Virtual currencies: do we need a new approach?
4 Apr 2016|

Last December,
Australian authorities searched the Sydney home of the alleged founder of Bitcoin, and in doing so brought virtual currencies back into the spotlight—this time with an Australian flavour. The search served as a timely reminder to the rest of us about the need to expand government oversight of virtual currencies.

But just what are virtual currencies? And why should we care?

A virtual currency is a digital representation of value that can be traded online and isn’t regarded as the ‘legal tender’ of any country. As the IMF explains, virtual currencies cover a wide array of ‘currencies’ including simple ‘IOUs’ (for example, internet/mobile coupons or airlines miles), those backed by assets such as gold, and cryptocurrencies including Bitcoin, Ripple and Litecoin.

According to the Financial Action Task Force, some virtual currencies can be exchanged for real (fiat) currency (for example, Bitcoin, Ripple and Litecoin) while others are ‘non‑convertible’ and can only be used on certain websites (for example, World of Warcraft Gold).

Given the pace of technology, there’s a chance digital currency will achieve wider acceptance and disrupt our traditional finance model faster than our regulatory processes can manage. Before being disbanded for money laundering activities, Liberty Reserve (a Costa-Rican money transmitter) had over ‘one million users worldwide’ and ‘handled 55 million transactions daily’, most of which were illegal. So there’s a chance that we could miss an opportunity to implement mechanisms that serve to limit the criminal and terrorist use of these technologies, and provides consumers, businesses and investors with confidence in their use.

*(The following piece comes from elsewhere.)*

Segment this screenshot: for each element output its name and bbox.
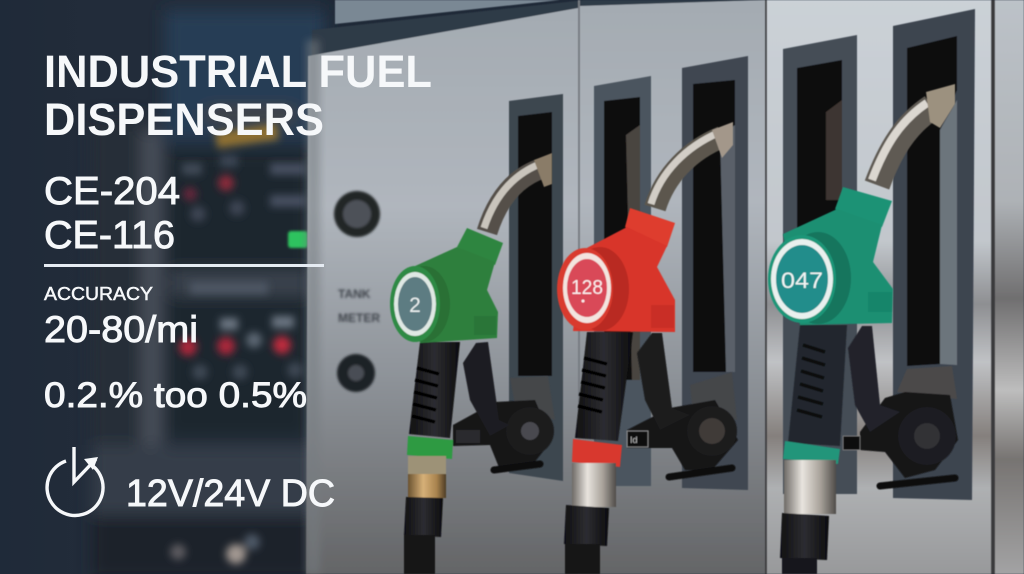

Although virtual currencies offer potential benefits, including speed and efficiency in making payments and transfers, they also have the ability to harm society and individuals. By not requiring transactions to be monitored and verified by ‘a trusted third party’, they’re also anonymous and therefore not easily traced by law enforcement agencies.

As Tobias Feakin writes, the pseudo-anonymity offered by virtual currencies and the anonymity of dark net sites (such as Evolution and the now defunct Silk Road) provides a cover for trade in illicit goods (including drugs and child pornography) and services (like contract-assassinations).

The potential for such misuse is not lost on governments. The UK government’s 2015 National Strategic Assessment of Serious and Organised Crime commented that virtual currencies have become ‘the payment system of choice’ for individuals and organisations involved in some areas of cyber-crime. In Australia, the Australian Crime Commission’s Organised Crime in Australia 2015 report examined how victims of cyber and technology-enabled crimes paid ransoms in Bitcoin.

While ‘traditional’ (non-cyber) criminals might appreciate their value for laundering funds and paying for illicit goods and services, some cases are emerging on how virtual currencies are also being used to support terrorist organisations.

For instance, Ali Shukri Amin—a 17 year old from Virginia (US)–was sentenced to 11 years imprisonment in June 2015 after pleading guilty to providing material support and resources to ISIS, including instructions on how to use Bitcoin to conceal donations to the terrorist organisation.

Governments around the world have taken a variety of approaches when it comes to regulating virtual currencies, ranging from a complete ban on their use (China, Russia), proposals to introduce new anti-money laundering and terrorist financing laws (Canada), and developing regulations covering digital currency firms (New York State).

In Australia, the Attorney-General’s Department described virtual currencies as a ‘powerful new tool’ at last year’s Senate inquiry into digital currencies. At the inquiry, ASIC said it was aware that some banks had ceased doing business with ‘Bitcoin related companies’ due to concerns about the risks Bitcoin posed to their business and reputation. In response, the Senate committee strongly supported applying anti-money laundering and counter-terrorism financing laws to digital exchanges but noted the statutory review of the Anti-Money Laundering and Counter-Terrorism Act 2006 was already considering this issue.

With an election expected later this year, it’s doubtful whether the statutory review’s recommendations could be implemented into law before 2017-18. And implementation into practice would take longer still.

That’s too long to wait. We’re already seeing these currency technologies entering the mainstream, albeit in small numbers. At present it’s difficult to exchange virtual currencies for hard currency. But a greater acceptance by the general public of virtual currencies could increase their use.

With a number of financial institutions and securities exchanges already investigating how to make better use of the technology underpinning virtual currencies, it’s probable that virtual currencies will grow in use. With growing use comes the possibility of misuse, and without satisfactory regulation or monitoring there won’t be an ‘administrative body to report illicit activity’.

Over the next year, ASPI will follow developments in this area and seek to provide options for government to strike a balance between stimulating the development of new technologies and avoiding their misuse. Issues to be explored include blockchain and the need to increase funding and research on combatting crime through the use of innovative technologies.

Virtual currencies are an important issue for the future of our society and economy. The Australian government is in a position to promote these innovative technologies and shape how virtual currencies are monitored and used while taking action to limit the potential for their misuse by organised crime and terrorist financiers.